By Jerry De Melo, Cadwalader, Wickersham & Taft

In its decision last week, The Court of Appeal held that the High Court was wrong to hold that the terms of the Spectrum debenture, which was in the commonly used "Siebe Gorman" form, were insufficient to create a fixed charge on the basis that the book debts were under the control of and available for use by the company in the ordinary course of its business through their collection and the ordinary operation of its bank account.

The Court of Appeal also disagreed with the Vice Chancellor's view that the judge in the earlier case of Siebe Gorman should have reached the same conclusion on the basis of similar wording used in the debenture at issue in that case. Critical to the Court of Appeal's reasoning in this respect was the fact that, in both the Siebe Gorman and Spectrum cases, the chargor company was obliged pursuant to the relevant debenture to pay the proceeds of the book debts to the chargee bank. Where the debenture governed a loan account (i.e. an overdraft), such payment would inevitably result in the proceeds being applied to reduce the indebtedness to the bank.

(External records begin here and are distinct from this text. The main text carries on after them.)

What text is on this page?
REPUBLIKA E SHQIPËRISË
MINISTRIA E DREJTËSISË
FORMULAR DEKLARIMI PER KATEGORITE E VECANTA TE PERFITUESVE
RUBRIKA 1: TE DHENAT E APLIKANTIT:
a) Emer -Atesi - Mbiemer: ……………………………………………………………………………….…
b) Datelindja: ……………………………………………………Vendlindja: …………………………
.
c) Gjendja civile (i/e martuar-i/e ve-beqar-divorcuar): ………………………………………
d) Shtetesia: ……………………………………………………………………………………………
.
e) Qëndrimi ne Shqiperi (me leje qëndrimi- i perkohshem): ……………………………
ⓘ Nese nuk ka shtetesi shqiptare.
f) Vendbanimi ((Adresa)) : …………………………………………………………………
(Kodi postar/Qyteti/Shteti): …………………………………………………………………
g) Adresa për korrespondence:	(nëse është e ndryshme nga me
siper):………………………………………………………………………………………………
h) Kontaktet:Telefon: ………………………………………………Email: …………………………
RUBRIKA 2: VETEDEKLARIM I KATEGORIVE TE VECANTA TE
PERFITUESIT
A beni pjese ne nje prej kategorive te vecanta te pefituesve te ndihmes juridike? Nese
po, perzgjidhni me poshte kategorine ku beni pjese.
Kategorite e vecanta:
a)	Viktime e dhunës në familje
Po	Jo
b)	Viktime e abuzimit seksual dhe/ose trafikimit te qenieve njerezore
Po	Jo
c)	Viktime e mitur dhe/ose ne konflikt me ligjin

The Court of Appeal considered the absence or existence of terms governing the account that restricted the drawing of equivalent amounts by the chargor to be irrelevant, stating: "It is not satisfactory that the [categorization] of a charge by a debenture should turn upon the precise details of a bank's relationship with its customer." In other words, it didn't matter whether the account was blocked or not. All that mattered in the circumstances of the Spectrum and Siebe Gorman cases was that the company had no control over the proceeds and was bound to permit them to be used to reduce its indebtedness to the bank.